Lady Davis Institute for Medical Research, Jewish General Hospital, Montreal, Québec, Canada.
Operations Research Center, Massachusetts Institute of Technology, Cambridge, MA, United States.
Genet Epidemiol. 2021 Dec;45(8):874-890. doi: 10.1002/gepi.22430. Epub 2021 Sep 1.

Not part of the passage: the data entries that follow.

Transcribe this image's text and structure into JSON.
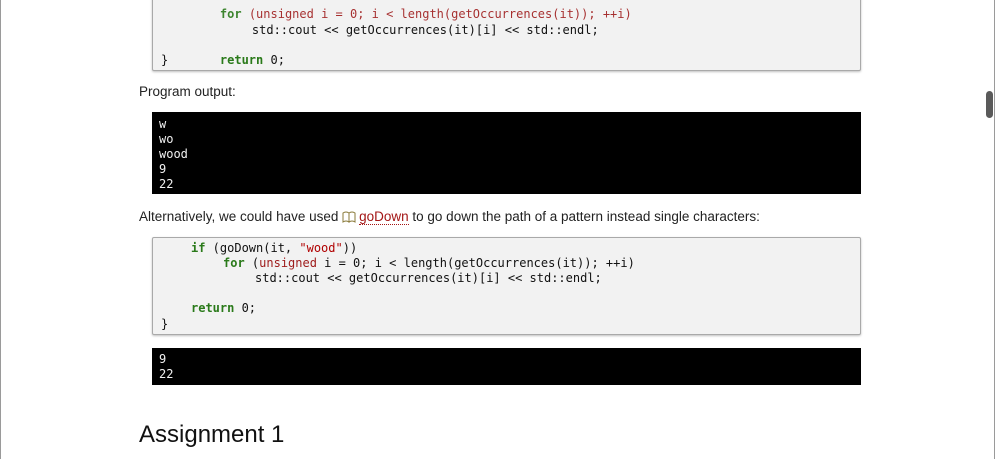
{
  "code_block_1": {
    "lines": [
      {
        "parts": [
          {
            "t": "    for (unsigned i = 0; i < length(getOccurrences(it)); ++i)"
          }
        ]
      },
      {
        "parts": [
          {
            "t": "        std::cout << getOccurrences(it)[i] << std::endl;"
          }
        ]
      },
      {
        "parts": [
          {
            "t": "    return 0;"
          }
        ]
      },
      {
        "parts": [
          {
            "t": "}"
          }
        ]
      }
    ]
  },
  "program_output_label": "Program output:",
  "output_1": [
    "w",
    "wo",
    "wood",
    "9",
    "22"
  ],
  "alt_text": {
    "before": "Alternatively, we could have used ",
    "link": "goDown",
    "after": " to go down the path of a pattern instead single characters:"
  },
  "code_block_2": {
    "line1": {
      "kw": "if",
      "pre": " (goDown(it, ",
      "str": "\"wood\"",
      "post": "))"
    },
    "line2": {
      "kw": "for",
      "pre": " (",
      "ty": "unsigned",
      "post": " i = 0; i < length(getOccurrences(it)); ++i)"
    },
    "line3": "std::cout << getOccurrences(it)[i] << std::endl;",
    "line4": {
      "kw": "return",
      "post": " 0;"
    },
    "line5": "}"
  },
  "output_2": [
    "9",
    "22"
  ],
  "assignment_heading": "Assignment 1",
  "colors": {
    "keyword": "#2a7a1a",
    "type": "#9e1a1a",
    "string": "#b00000",
    "link": "#a31515",
    "output_bg": "#000000"
  },
  "icons": {
    "doc_link": "book-icon"
  }
}
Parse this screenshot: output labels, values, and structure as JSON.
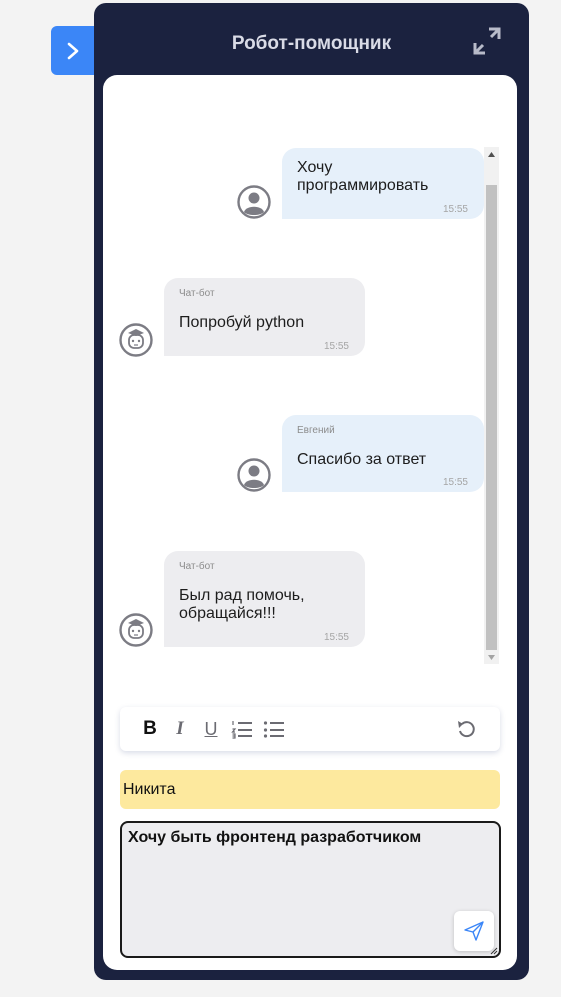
{
  "sidebar_toggle": {
    "icon": "chevron-right-icon"
  },
  "header": {
    "title": "Робот-помощник",
    "expand_icon": "expand-icon"
  },
  "messages": [
    {
      "sender": "user",
      "name": "",
      "text_lines": [
        "Хочу",
        "программировать"
      ],
      "time": "15:55"
    },
    {
      "sender": "bot",
      "name": "Чат-бот",
      "text_lines": [
        "Попробуй python"
      ],
      "time": "15:55"
    },
    {
      "sender": "user",
      "name": "Евгений",
      "text_lines": [
        "Спасибо за ответ"
      ],
      "time": "15:55"
    },
    {
      "sender": "bot",
      "name": "Чат-бот",
      "text_lines": [
        "Был рад помочь,",
        "обращайся!!!"
      ],
      "time": "15:55"
    }
  ],
  "toolbar": {
    "bold_label": "B",
    "italic_label": "I",
    "underline_label": "U",
    "icons": [
      "bold-icon",
      "italic-icon",
      "underline-icon",
      "ordered-list-icon",
      "bullet-list-icon",
      "undo-icon"
    ]
  },
  "recipient": {
    "value": "Никита"
  },
  "compose": {
    "value": "Хочу быть фронтенд разработчиком",
    "send_icon": "send-icon"
  },
  "colors": {
    "panel_bg": "#1b223f",
    "accent": "#3b86f7",
    "user_bubble": "#e6f0fa",
    "bot_bubble": "#ededf0",
    "recipient_bg": "#fde99e"
  }
}
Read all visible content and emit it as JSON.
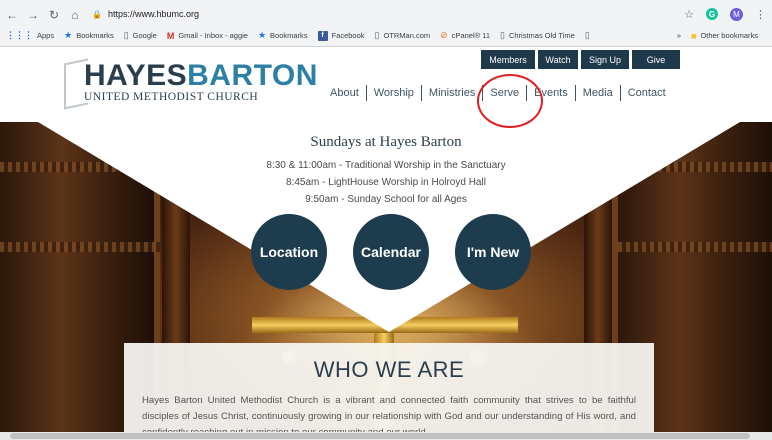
{
  "browser": {
    "url": "https://www.hbumc.org",
    "avatar_letter": "M",
    "grammarly_letter": "G",
    "bookmarks": [
      {
        "label": "Apps",
        "icon": "apps-grid-icon",
        "glyph": "⋮⋮⋮"
      },
      {
        "label": "Bookmarks",
        "icon": "star-icon",
        "glyph": "★"
      },
      {
        "label": "Google",
        "icon": "page-icon",
        "glyph": "▯"
      },
      {
        "label": "Gmail - Inbox - aggie",
        "icon": "gmail-icon",
        "glyph": "M"
      },
      {
        "label": "Bookmarks",
        "icon": "star-icon",
        "glyph": "★"
      },
      {
        "label": "Facebook",
        "icon": "facebook-icon",
        "glyph": "f"
      },
      {
        "label": "OTRMan.com",
        "icon": "page-icon",
        "glyph": "▯"
      },
      {
        "label": "cPanel® 11",
        "icon": "cpanel-icon",
        "glyph": "⊘"
      },
      {
        "label": "Christmas Old Time",
        "icon": "page-icon",
        "glyph": "▯"
      },
      {
        "label": "",
        "icon": "page-icon",
        "glyph": "▯"
      }
    ],
    "overflow": "»",
    "other_bookmarks": "Other bookmarks"
  },
  "site": {
    "logo": {
      "part1": "HAYES",
      "part2": "BARTON",
      "subtitle": "UNITED METHODIST CHURCH"
    },
    "utility_nav": [
      "Members",
      "Watch",
      "Sign Up",
      "Give"
    ],
    "main_nav": [
      "About",
      "Worship",
      "Ministries",
      "Serve",
      "Events",
      "Media",
      "Contact"
    ],
    "hero": {
      "title": "Sundays at Hayes Barton",
      "lines": [
        "8:30 & 11:00am - Traditional Worship in the Sanctuary",
        "8:45am - LightHouse Worship in Holroyd Hall",
        "9:50am - Sunday School for all Ages"
      ],
      "buttons": [
        "Location",
        "Calendar",
        "I'm New"
      ]
    },
    "who": {
      "title": "WHO WE ARE",
      "text": "Hayes Barton United Methodist Church is a vibrant and connected faith community that strives to be faithful disciples of Jesus Christ, continuously growing in our relationship with God and our understanding of His word, and confidently reaching out in mission to our community and our world."
    }
  }
}
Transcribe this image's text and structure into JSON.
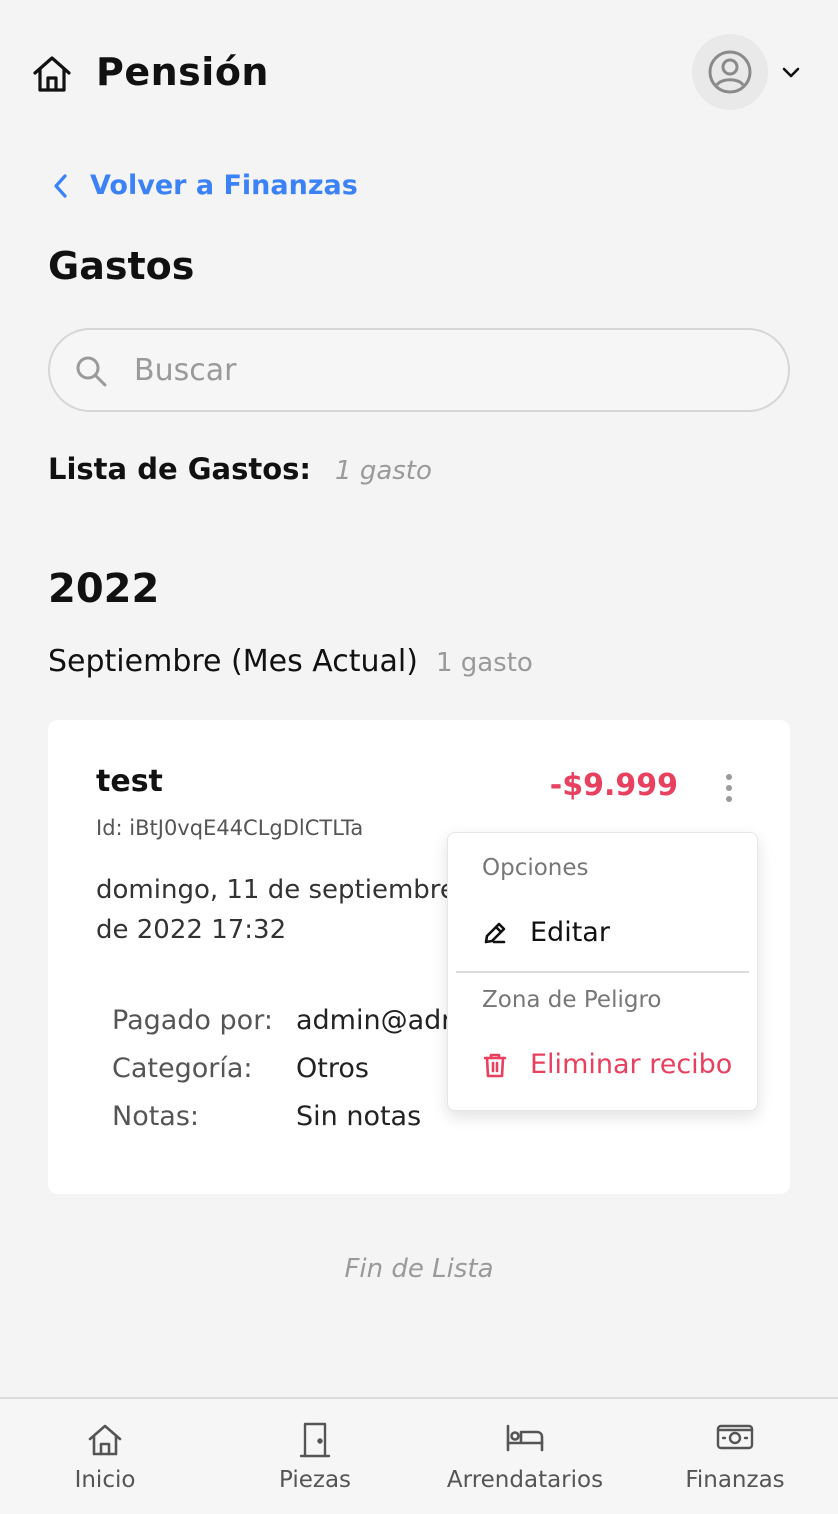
{
  "header": {
    "title": "Pensión",
    "icons": {
      "home": "home-icon",
      "user": "user-circle-icon",
      "chevron": "chevron-down-icon"
    }
  },
  "back_link": {
    "label": "Volver a Finanzas"
  },
  "page_title": "Gastos",
  "search": {
    "placeholder": "Buscar",
    "value": ""
  },
  "list": {
    "label": "Lista de Gastos:",
    "count": "1 gasto"
  },
  "groups": [
    {
      "year": "2022",
      "month": "Septiembre (Mes Actual)",
      "month_count": "1 gasto",
      "expenses": [
        {
          "name": "test",
          "id": "Id: iBtJ0vqE44CLgDlCTLTa",
          "amount": "-$9.999",
          "date": "domingo, 11 de septiembre de 2022 17:32",
          "paid_by_label": "Pagado por:",
          "paid_by": "admin@adr",
          "category_label": "Categoría:",
          "category": "Otros",
          "notes_label": "Notas:",
          "notes": "Sin notas"
        }
      ]
    }
  ],
  "context_menu": {
    "section_options": "Opciones",
    "edit": "Editar",
    "section_danger": "Zona de Peligro",
    "delete": "Eliminar recibo"
  },
  "end_of_list": "Fin de Lista",
  "bottom_nav": [
    {
      "label": "Inicio",
      "icon": "home-icon"
    },
    {
      "label": "Piezas",
      "icon": "door-icon"
    },
    {
      "label": "Arrendatarios",
      "icon": "bed-icon"
    },
    {
      "label": "Finanzas",
      "icon": "cash-icon"
    }
  ],
  "colors": {
    "accent": "#3b82f6",
    "danger": "#e8405f",
    "background": "#f4f4f4"
  }
}
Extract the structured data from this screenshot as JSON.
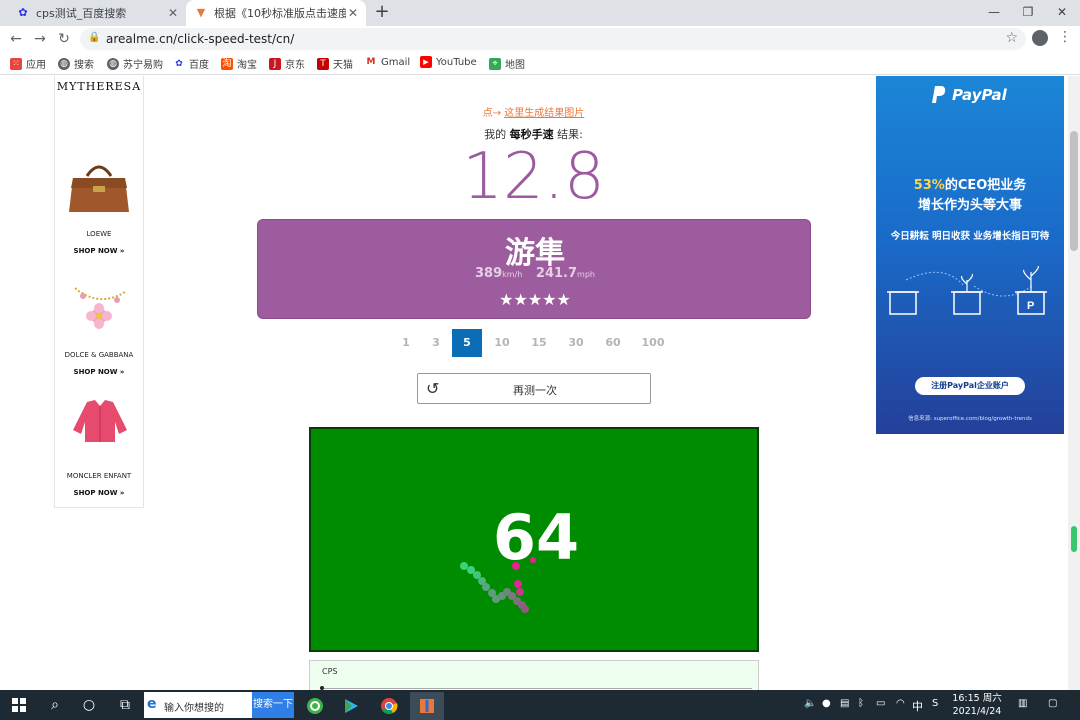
{
  "browser": {
    "tabs": [
      {
        "title": "cps测试_百度搜索",
        "close": "✕",
        "active": false
      },
      {
        "title": "根据《10秒标准版点击速度》测试",
        "close": "✕",
        "active": true
      }
    ],
    "new_tab": "+",
    "window_controls": {
      "minimize": "—",
      "restore": "❐",
      "close": "✕"
    },
    "url": "arealme.cn/click-speed-test/cn/",
    "bookmarks": [
      {
        "label": "应用",
        "icon": "apps-grid-icon",
        "color": "#e8453c"
      },
      {
        "label": "搜索",
        "icon": "globe-icon",
        "color": "#5f6368"
      },
      {
        "label": "苏宁易购",
        "icon": "globe-icon",
        "color": "#5f6368"
      },
      {
        "label": "百度",
        "icon": "baidu-paw-icon",
        "color": "#2932e1"
      },
      {
        "label": "淘宝",
        "icon": "taobao-icon",
        "color": "#ff5000"
      },
      {
        "label": "京东",
        "icon": "jd-icon",
        "color": "#c91623"
      },
      {
        "label": "天猫",
        "icon": "tmall-icon",
        "color": "#c40000"
      },
      {
        "label": "Gmail",
        "icon": "gmail-icon",
        "color": "#d93025"
      },
      {
        "label": "YouTube",
        "icon": "youtube-icon",
        "color": "#ff0000"
      },
      {
        "label": "地图",
        "icon": "maps-icon",
        "color": "#34a853"
      }
    ]
  },
  "left_ad": {
    "brand": "MYTHERESA",
    "items": [
      {
        "name": "LOEWE",
        "cta": "SHOP NOW »"
      },
      {
        "name": "DOLCE & GABBANA",
        "cta": "SHOP NOW »"
      },
      {
        "name": "MONCLER ENFANT",
        "cta": "SHOP NOW »"
      }
    ]
  },
  "result": {
    "link_prefix": "点→",
    "link_text": "这里生成结果图片",
    "label_prefix": "我的",
    "label_bold": "每秒手速",
    "label_suffix": "结果:",
    "score": "12.8",
    "rank": "游隼",
    "speed_kmh": "389",
    "kmh_unit": "km/h",
    "speed_mph": "241.7",
    "mph_unit": "mph",
    "stars": "★★★★★",
    "rating_stars": 5
  },
  "time_options": [
    "1",
    "3",
    "5",
    "10",
    "15",
    "30",
    "60",
    "100"
  ],
  "time_selected": "5",
  "retry_label": "再测一次",
  "click_area": {
    "count": "64",
    "color": "#008c00"
  },
  "cps_chart": {
    "label": "CPS"
  },
  "right_ad": {
    "logo": "PayPal",
    "headline_highlight": "53%",
    "headline_1": "的CEO把业务",
    "headline_2": "增长作为头等大事",
    "subline": "今日耕耘 明日收获 业务增长指日可待",
    "button": "注册PayPal企业账户",
    "source": "信息来源: superoffice.com/blog/growth-trends"
  },
  "taskbar": {
    "search_placeholder": "输入你想搜的",
    "search_button": "搜索一下",
    "ime": "中",
    "time": "16:15 周六",
    "date": "2021/4/24"
  }
}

Medical research increasingly includes high-dimensional regression modeling with a need for error-in-variables methods. The Convex Conditioned Lasso (CoCoLasso) utilizes a reformulated Lasso objective function and an error-corrected cross-validation to enable error-in-variables regression, but requires heavy computations. Here, we develop a Block coordinate Descent Convex Conditioned Lasso (BDCoCoLasso) algorithm for modeling high-dimensional data that are only partially corrupted by measurement error. This algorithm separately optimizes the estimation of the uncorrupted and corrupted features in an iterative manner to reduce computational cost, with a specially calibrated formulation of cross-validation error. Through simulations, we show that the BDCoCoLasso algorithm successfully copes with much larger feature sets than CoCoLasso, and as expected, outperforms the naïve Lasso with enhanced estimation accuracy and consistency, as the intensity and complexity of measurement errors increase. Also, a new smoothly clipped absolute deviation penalization option is added that may be appropriate for some data sets. We apply the BDCoCoLasso algorithm to data selected from the UK Biobank. We develop and showcase the utility of covariate-adjusted genetic risk scores for body mass index, bone mineral density, and lifespan. We demonstrate that by leveraging more information than the naïve Lasso in partially corrupted data, the BDCoCoLasso may achieve higher prediction accuracy. These innovations, together with an R package, BDCoCoLasso, make error-in-variables adjustments more accessible for high-dimensional data sets. We posit the BDCoCoLasso algorithm has the potential to be widely applied in various fields, including genomics-facilitated personalized medicine research.
医学研究越来越多地包含具有变量误差方法需求的高维回归建模。凸条件套索(CoCoLasso)利用重新制定的套索目标函数和错误校正的交叉验证来实现变量误差回归,但需要大量计算。在这里,我们开发了一种用于建模仅部分受测量误差影响的高维数据的块坐标下降凸条件套索(BDCoCoLasso)算法。该算法以迭代方式分别优化未受干扰和受干扰特征的估计,以降低计算成本,并对交叉验证误差进行特别校准。通过模拟,我们表明 BDCoCoLasso 算法成功应对比 CoCoLasso 大得多的特征集,并且如预期的那样,随着测量误差的强度和复杂性的增加,它通过提高估计准确性和一致性,优于朴素套索。此外,还添加了一个新的平滑剪辑绝对偏差惩罚选项,该选项可能适用于某些数据集。我们将 BDCoCoLasso 算法应用于从英国生物银行中选择的数据。我们开发并展示了用于体重指数、骨矿物质密度和寿命的协变量调整遗传风险评分的实用性。我们证明,通过利用部分受干扰数据中比朴素套索更多的信息,BDCoCoLasso 可以实现更高的预测准确性。这些创新,连同一个 R 包 BDCoCoLasso,使高维数据集的变量误差调整更容易获得。我们假设 BDCoCoLasso 算法具有在各种领域广泛应用的潜力,包括基因组学促进的个性化医疗研究。